AS Terapkan Larangan Impor Barang dari Wilayah Xinjiang
22 Juni 2022
Bea Cukai dan Perlindungan Perbatasan (CBP) AS mulai hari Selasa (22/6) terapkan Undang-Undang Pencegahan Kerja Paksa Uyghur UFLPA, yang ditandatangani Presiden Joe Biden pada Desember lalu.
Iklan
Menteri Luar Negeri AS Antony Blinken mengatakan hari Selasa (22/6), Amerika Serikat mendesak sekutunya melawan kerja paksa, ketika negara itu mulai menerapkan larangan impor barang dari wilayah Xinjiang, Cina. Washington berulangkali menyatakan, Beijing melakukan pelanggaran HAM dan genosida di kawasan tersebut.

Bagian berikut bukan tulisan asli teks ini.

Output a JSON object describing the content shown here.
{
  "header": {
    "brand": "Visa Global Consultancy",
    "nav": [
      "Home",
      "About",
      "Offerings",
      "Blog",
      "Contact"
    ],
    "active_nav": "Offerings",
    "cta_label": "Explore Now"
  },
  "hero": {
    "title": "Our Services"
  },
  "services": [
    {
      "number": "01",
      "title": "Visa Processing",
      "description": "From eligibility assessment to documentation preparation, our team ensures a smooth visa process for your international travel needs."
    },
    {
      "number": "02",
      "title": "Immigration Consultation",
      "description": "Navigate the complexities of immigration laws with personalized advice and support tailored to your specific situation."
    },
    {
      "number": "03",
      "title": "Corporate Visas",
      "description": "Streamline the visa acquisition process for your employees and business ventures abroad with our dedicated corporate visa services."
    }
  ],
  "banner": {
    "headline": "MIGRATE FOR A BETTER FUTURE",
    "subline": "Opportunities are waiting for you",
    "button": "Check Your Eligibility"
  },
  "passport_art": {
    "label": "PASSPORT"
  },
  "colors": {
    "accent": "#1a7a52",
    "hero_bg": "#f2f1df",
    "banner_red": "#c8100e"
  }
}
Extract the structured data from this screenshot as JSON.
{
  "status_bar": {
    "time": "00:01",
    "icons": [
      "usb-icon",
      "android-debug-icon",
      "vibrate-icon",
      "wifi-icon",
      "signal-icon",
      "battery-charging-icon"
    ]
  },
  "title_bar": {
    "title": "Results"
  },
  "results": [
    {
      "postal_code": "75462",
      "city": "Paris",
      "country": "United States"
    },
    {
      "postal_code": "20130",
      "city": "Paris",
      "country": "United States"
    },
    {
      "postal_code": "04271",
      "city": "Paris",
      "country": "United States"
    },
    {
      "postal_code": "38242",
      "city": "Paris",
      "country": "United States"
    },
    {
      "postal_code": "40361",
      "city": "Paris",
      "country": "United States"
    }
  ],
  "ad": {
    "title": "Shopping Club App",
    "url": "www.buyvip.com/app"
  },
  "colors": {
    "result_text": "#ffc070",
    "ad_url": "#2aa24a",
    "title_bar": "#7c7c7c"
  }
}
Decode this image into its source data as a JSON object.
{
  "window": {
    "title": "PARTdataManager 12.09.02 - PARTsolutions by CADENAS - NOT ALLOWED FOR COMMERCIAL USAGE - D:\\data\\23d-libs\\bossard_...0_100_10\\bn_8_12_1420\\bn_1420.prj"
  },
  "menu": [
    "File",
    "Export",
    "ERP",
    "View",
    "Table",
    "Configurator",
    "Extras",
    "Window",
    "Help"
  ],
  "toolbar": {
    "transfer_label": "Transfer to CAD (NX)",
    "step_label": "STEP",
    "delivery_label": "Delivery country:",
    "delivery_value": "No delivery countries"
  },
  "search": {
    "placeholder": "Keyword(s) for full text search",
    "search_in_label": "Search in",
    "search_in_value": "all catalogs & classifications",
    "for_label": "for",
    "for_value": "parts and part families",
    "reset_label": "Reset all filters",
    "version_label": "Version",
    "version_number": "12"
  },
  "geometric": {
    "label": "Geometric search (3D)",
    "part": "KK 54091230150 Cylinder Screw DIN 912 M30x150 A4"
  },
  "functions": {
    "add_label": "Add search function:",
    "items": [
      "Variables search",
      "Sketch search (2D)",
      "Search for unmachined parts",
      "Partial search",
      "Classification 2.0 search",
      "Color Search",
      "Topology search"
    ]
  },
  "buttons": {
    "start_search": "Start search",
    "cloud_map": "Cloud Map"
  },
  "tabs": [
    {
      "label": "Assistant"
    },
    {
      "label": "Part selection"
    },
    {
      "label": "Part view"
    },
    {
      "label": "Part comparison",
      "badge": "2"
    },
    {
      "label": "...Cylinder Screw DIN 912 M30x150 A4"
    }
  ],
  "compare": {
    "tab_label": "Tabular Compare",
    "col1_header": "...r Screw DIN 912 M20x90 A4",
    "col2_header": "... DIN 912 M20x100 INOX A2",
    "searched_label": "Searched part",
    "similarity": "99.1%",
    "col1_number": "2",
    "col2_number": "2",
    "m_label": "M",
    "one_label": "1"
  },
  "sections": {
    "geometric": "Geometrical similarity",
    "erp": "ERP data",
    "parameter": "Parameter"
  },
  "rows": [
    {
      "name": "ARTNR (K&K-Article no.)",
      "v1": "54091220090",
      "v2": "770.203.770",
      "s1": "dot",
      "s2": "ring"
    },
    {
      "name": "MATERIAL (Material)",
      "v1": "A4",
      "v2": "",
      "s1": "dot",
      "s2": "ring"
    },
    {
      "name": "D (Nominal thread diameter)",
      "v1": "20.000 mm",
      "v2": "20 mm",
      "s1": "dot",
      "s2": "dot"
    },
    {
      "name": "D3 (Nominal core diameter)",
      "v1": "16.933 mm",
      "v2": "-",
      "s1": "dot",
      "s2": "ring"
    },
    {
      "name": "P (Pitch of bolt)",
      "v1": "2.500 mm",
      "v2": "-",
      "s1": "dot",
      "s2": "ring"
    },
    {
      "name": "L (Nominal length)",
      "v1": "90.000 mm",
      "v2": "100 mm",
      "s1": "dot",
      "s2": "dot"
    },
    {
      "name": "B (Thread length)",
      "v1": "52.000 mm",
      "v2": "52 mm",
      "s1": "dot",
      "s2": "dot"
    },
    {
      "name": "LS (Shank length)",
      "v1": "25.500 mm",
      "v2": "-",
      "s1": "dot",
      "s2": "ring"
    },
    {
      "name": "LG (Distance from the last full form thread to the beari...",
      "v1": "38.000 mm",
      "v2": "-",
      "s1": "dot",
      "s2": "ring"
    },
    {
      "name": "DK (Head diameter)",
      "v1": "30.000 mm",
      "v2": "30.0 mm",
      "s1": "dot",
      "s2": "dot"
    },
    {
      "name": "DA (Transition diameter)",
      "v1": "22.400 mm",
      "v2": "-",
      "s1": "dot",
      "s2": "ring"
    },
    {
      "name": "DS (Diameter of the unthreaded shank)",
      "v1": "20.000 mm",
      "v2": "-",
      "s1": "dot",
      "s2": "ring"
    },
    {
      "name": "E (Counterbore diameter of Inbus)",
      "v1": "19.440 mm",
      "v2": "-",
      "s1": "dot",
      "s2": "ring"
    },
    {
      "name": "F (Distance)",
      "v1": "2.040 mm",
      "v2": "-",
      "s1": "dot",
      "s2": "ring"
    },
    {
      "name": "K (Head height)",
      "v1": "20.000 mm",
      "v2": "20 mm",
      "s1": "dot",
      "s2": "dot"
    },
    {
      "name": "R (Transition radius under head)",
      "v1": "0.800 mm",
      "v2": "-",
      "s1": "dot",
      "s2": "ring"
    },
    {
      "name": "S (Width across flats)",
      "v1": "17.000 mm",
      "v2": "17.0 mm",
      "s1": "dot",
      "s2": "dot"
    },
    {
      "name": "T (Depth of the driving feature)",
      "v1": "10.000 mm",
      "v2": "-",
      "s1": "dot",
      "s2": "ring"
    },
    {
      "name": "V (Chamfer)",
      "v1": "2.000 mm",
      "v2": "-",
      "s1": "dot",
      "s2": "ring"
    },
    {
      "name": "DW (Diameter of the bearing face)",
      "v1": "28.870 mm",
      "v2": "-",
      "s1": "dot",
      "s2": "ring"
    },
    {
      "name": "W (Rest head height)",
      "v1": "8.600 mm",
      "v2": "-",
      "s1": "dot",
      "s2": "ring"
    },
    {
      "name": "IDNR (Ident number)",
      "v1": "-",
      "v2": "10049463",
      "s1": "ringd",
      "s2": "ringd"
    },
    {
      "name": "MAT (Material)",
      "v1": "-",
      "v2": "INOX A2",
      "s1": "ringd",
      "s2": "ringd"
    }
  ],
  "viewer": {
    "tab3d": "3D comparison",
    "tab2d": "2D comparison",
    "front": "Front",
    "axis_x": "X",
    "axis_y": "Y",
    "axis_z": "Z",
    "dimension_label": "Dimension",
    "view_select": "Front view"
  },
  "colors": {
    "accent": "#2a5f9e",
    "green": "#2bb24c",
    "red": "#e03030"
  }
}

CBP mengatakan siap untuk menerapkan undang-undang itu dan bahwa semua barang dari Xinjiang yang dibuat dengan kerja paksa dilarang masuk, kecuali jika dapat dibuktikan sebaliknya. Xinjiang adalah kawasan, di mana otoritas Cina mendirikan kamp-kamp penahanan untuk warga Uighur dan kelompok Muslim lainnya.
CBP mengatakan, diperlukan pembuktian yang kuat bagi importir, untuk mendapat pengecualian dari penerapan undang-undang tersebut. "Kami menggalang sekutu dan mitra kami untuk membuat rantai pasokan global bebas dari penggunaan tenaga kerja paksa, untuk angkat suara menentang kekejaman di Xinjiang, dan untuk bergabung dengan kami dalam menyerukan kepada pemerintah Republik Rakyat Cina untuk segera mengakhiri kekejaman dan pelanggaran hak asasi manusia," kata Menteri Luar Negeri Antony Blinken dalam sebuah pernyataan.
"Bersama dengan mitra antarlembaga, kami akan terus melibatkan perusahaan dan untuk mengingatkan mereka tentang kewajiban hukum di AS," katanya.
Cina bantah pelanggaran
Cina menyangkal tuduhan adanya pelanggaran di Xinjiang, kawasan produsen kapas utama yang juga memasok sebagian besar bahan untuk panel surya di pasar global. Juru bicara Kementerian Luar Negeri Cina Wang Wenbin sebelumnya di Beijing mengatakan, klaim kerja paksa di Xinjiang adalah "kebohongan besar yang dibuat oleh pasukan anti-Cina."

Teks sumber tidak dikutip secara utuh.